His undivided attention
Monsignor John Kennedy would walk into the Vatican’s chief prosecutor office and the short man sitting behind the desk would stop and listen.
An Irishman from Dublin, Mgr Kennedy, 44, would want some advice on the wording of a letter dealing with a case of child abuse by a member of the clergy.
And the Maltese monsignor behind the desk, inundated with work, drawing up documents and handling a myriad of child abuse cases would give him his “undivided attention”.
This is the experience Mgr Kennedy speaks of when asked about Mgr Charles Scicluna, his former boss at the Vatican, who was yesterday officially ordained Auxiliary Bishop of Malta.

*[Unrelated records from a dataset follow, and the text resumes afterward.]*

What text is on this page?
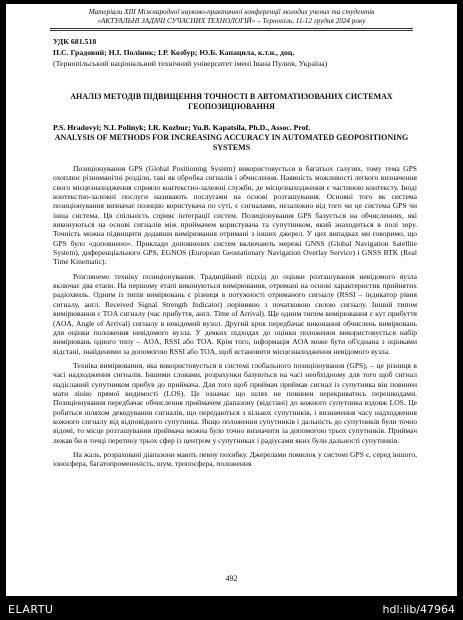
Матеріали XIII Міжнародної науково-практичної конференції молодих учених та студентів
«АКТУАЛЬНІ ЗАДАЧІ СУЧАСНИХ ТЕХНОЛОГІЙ» – Тернопіль, 11-12 грудня 2024 року
УДК 681.518
П.С. Градовий; Н.І. Поліник; І.Р. Козбур; Ю.Б. Капацила, к.т.н., доц.
(Тернопільський національний технічний університет імені Івана Пулюя, Україна)
АНАЛІЗ МЕТОДІВ ПІДВИЩЕННЯ ТОЧНОСТІ В АВТОМАТИЗОВАНИХ СИСТЕМАХ ГЕОПОЗИЦІЮВАННЯ
P.S. Hradovyi; N.I. Polinyk; I.R. Kozbur; Yu.B. Kapatsila, Ph.D., Assoc. Prof.
ANALYSIS OF METHODS FOR INCREASING ACCURACY IN AUTOMATED GEOPOSITIONING SYSTEMS

Позиціонування GPS (Global Positioning System) використовується в багатьох галузях, тому тема GPS охоплює різноманітні розділи, такі як обробка сигналів і обчислення. Наявність можливості легкого визначення свого місцезнаходження сприяло контекстно-залежні служби, де місцезнаходження є частиною контексту. Іноді контекстно-залежні послуги називають послугами на основі розташування. Основні того як система позиціонування визначає позицію користувача по суті, є сигналами, незалежно від того чи це система GPS чи інша система. Ця спільність сприяє інтеграції систем. Позиціонування GPS базується на обчисленнях, які виконуються на основі сигналів між приймачем користувача та супутником, який знаходиться в полі зору. Точність можна підвищити додавши вимірювання отримані з інших джерел. У цих випадках ми говоримо, що GPS було «доповнено». Приклади доповнених систем включають мережі GNSS (Global Navigation Satellite System), диференціального GPS, EGNOS (European Geostationary Navigation Overlay Service) і GNSS RTK (Real Time Kinematic).

Розглянемо техніку позиціонування. Традиційний підхід до оцінки розташування невідомого вузла включає два етапи. На першому етапі виконуються вимірювання, отримані на основі характеристик прийнятих радіохвиль. Одним із типів вимірювань є різниця в потужності отриманого сигналу (RSSI – індикатор рівня сигналу, англ. Received Signal Strength Indicator) порівняно з початковою силою сигналу. Інший типом вимірювання є TOA сигналу (час прибуття, англ. Time of Arrival). Ще одним типом вимірювання є кут прибуття (AOA, Angle of Arrival) сигналу в невідомий вузол. Другий крок передбачає виконання обчислень вимірювань для оцінки положення невідомого вузла. У деяких підходах до оцінки положення використовується набір вимірювань одного типу – AOA, RSSI або TOA. Крім того, інформація AOA може бути об'єднана з оцінками відстані, знайденими за допомогою RSSI або TOA, щоб встановити місцезнаходження невідомого вузла.

Техніка вимірювання, яка використовується в системі глобального позиціонування (GPS), – це різниця в часі надходження сигналів. Іншими словами, розрахунки базуються на часі необхідному для того щоб сигнал надісланий супутником прибув до приймача. Для того щоб приймач приймав сигнал із супутника він повинен мати лінію прямої видимості (LOS). Це означає що шлях не повинен перекриватись перешкодами. Позиціонування передбачає обчислення приймачем діапазону (відстані) до кожного супутника вздовж LOS. Це робиться шляхом декодування сигналів, що передаються з кількох супутників, і визначення часу надходження кожного сигналу від відповідного супутника. Якщо положення супутників і дальність до супутників були точно відомі, то місце розташування приймача можна було точно визначити за допомогою трьох супутників. Приймач лежав би в точці перетину трьох сфер із центром у супутниках і радіусами яких були дальності супутників.

На жаль, розраховані діапазони мають певну похибку. Джерелами помилок у системі GPS є, серед іншого, іоносфера, багатопромененість, шум, тропосфера, положення

492
ELARTU	hdl:lib/47964
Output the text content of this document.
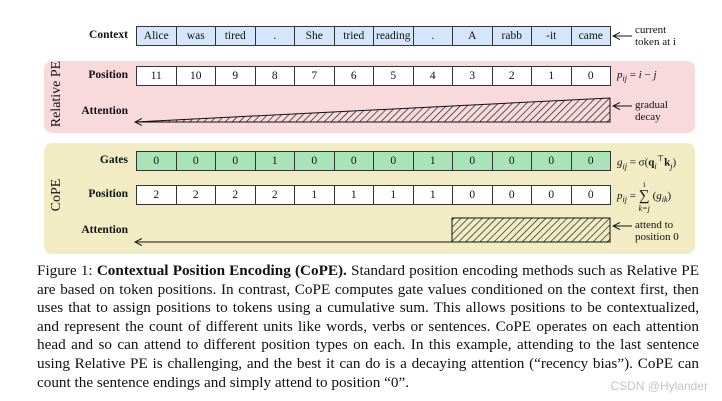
Relative PE
CoPE
Context
Position
Attention
Gates
Position
Attention
Alice	was	tired	.	She	tried	reading	.	A	rabb	-it	came
11	10	9	8	7	6	5	4	3	2	1	0
0	0	0	1	0	0	0	1	0	0	0	0
2	2	2	2	1	1	1	1	0	0	0	0
current
token at i
gradual
decay
attend to
position 0
$p_{ij} = i - j$
$g_{ij} = \sigma(q_i^⊤k_j)$
$p_{ij}$ =
i
∑
k=j
$(g_{ik})$
Figure 1: Contextual Position Encoding (CoPE). Standard position encoding methods such as Relative PE are based on token positions. In contrast, CoPE computes gate values conditioned on the context first, then uses that to assign positions to tokens using a cumulative sum. This allows positions to be contextualized, and represent the count of different units like words, verbs or sentences. CoPE operates on each attention head and so can attend to different position types on each. In this example, attending to the last sentence using Relative PE is challenging, and the best it can do is a decaying attention (“recency bias”). CoPE can count the sentence endings and simply attend to position “0”.	CSDN @Hylander
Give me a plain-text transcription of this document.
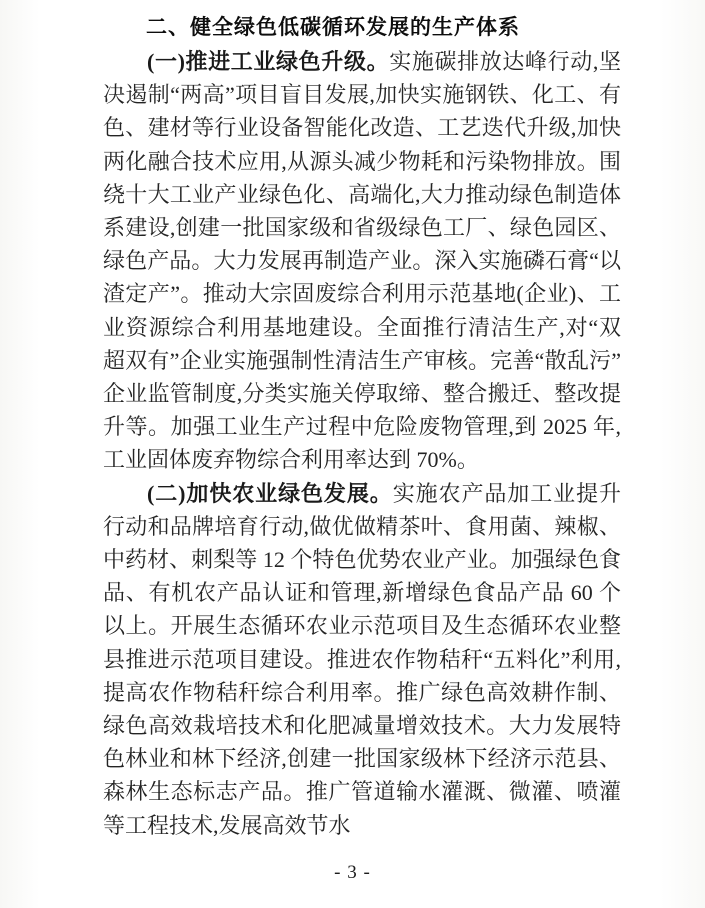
二、健全绿色低碳循环发展的生产体系

(一)推进工业绿色升级。实施碳排放达峰行动,坚决遏制“两高”项目盲目发展,加快实施钢铁、化工、有色、建材等行业设备智能化改造、工艺迭代升级,加快两化融合技术应用,从源头减少物耗和污染物排放。围绕十大工业产业绿色化、高端化,大力推动绿色制造体系建设,创建一批国家级和省级绿色工厂、绿色园区、绿色产品。大力发展再制造产业。深入实施磷石膏“以渣定产”。推动大宗固废综合利用示范基地(企业)、工业资源综合利用基地建设。全面推行清洁生产,对“双超双有”企业实施强制性清洁生产审核。完善“散乱污”企业监管制度,分类实施关停取缔、整合搬迁、整改提升等。加强工业生产过程中危险废物管理,到 2025 年,工业固体废弃物综合利用率达到 70%。

(二)加快农业绿色发展。实施农产品加工业提升行动和品牌培育行动,做优做精茶叶、食用菌、辣椒、中药材、刺梨等 12 个特色优势农业产业。加强绿色食品、有机农产品认证和管理,新增绿色食品产品 60 个以上。开展生态循环农业示范项目及生态循环农业整县推进示范项目建设。推进农作物秸秆“五料化”利用,提高农作物秸秆综合利用率。推广绿色高效耕作制、绿色高效栽培技术和化肥减量增效技术。大力发展特色林业和林下经济,创建一批国家级林下经济示范县、森林生态标志产品。推广管道输水灌溉、微灌、喷灌等工程技术,发展高效节水

- 3 -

“He would give you his complete attention and focus irrespective of the mountains of paper in front of him or the issues he was dealing with from all over the world,” Mgr Kennedy says.
The two worked together for 10 years at the Congregation for the Doctrine of the Faith and had daily interactions when Mgr Scicluna was appointed prosecutor in child abuse cases by the clergy.
“The answer he would give to your query would inspire confidence and you could certainly go and preach it to the world. Mgr Scicluna gave 100 per cent to everybody, on every occasion of every day,” Mgr Kennedy says.
He speaks of the unenviable role Mgr Scicluna was appointed to in 2002 by Pope John Paul II at a time when the Church was “swept by a tidal wave of child abuse scandals”.
Mgr Kennedy explains that in 2002 when Mgr Scicluna was appointed Promoter of Justice, popularly referred to as chief prosecutor, the post had been in existence but was not functional.
“The Pope chose somebody who was intellectually capable but also competent, loyal and able to perform the task entrusted to him. It was a job that could get to you but he did not let it do so,” Mgr Kennedy adds, as he recalls Mgr Scicluna’s sense of humour.
The two first crossed each other during a course, which Mgr Kennedy was attending. He says Mgr Scicluna, who taught jurisprudence in one of the course modules, was always well prepared, on top of his subject and inspired confidence.
“He also managed to explain complicated things in such a simple way that they could be understood by all,” Mgr Kennedy says of a characteristic that has been evident in the first couple of interviews Mgr Scicluna gave the Maltese media in the run-up to his ordination.
He says Mgr Scicluna’s multicultural background – he was born in Canada, lived and studied in Malta and worked in Rome – made him culturally sensitive to people.
“He would make a smooth transition between cultural attitudes when addressing people from different dioceses.”
But according to Mgr Kennedy, the Maltese priest also takes his faith seriously. He recalls that every morning in Rome, Mgr Scicluna celebrated Mass for the nuns who form part of the Order of St Brigitte of Sweden before going to work.
“Charles is a huge loss for us at the congregation and the world Church, but an enormous gain for Malta,” Mgr Kennedy says of Mgr Scicluna’s transfer to the Maltese diocese.
It is a sentiment of regret that accompanies the loss of a formidable work colleague. But it dissipates immediately.
“We wish him well,” Mgr Kennedy says, as Mgr Scicluna starts a new chapter in the corridors of the Maltese Curia in Floriana.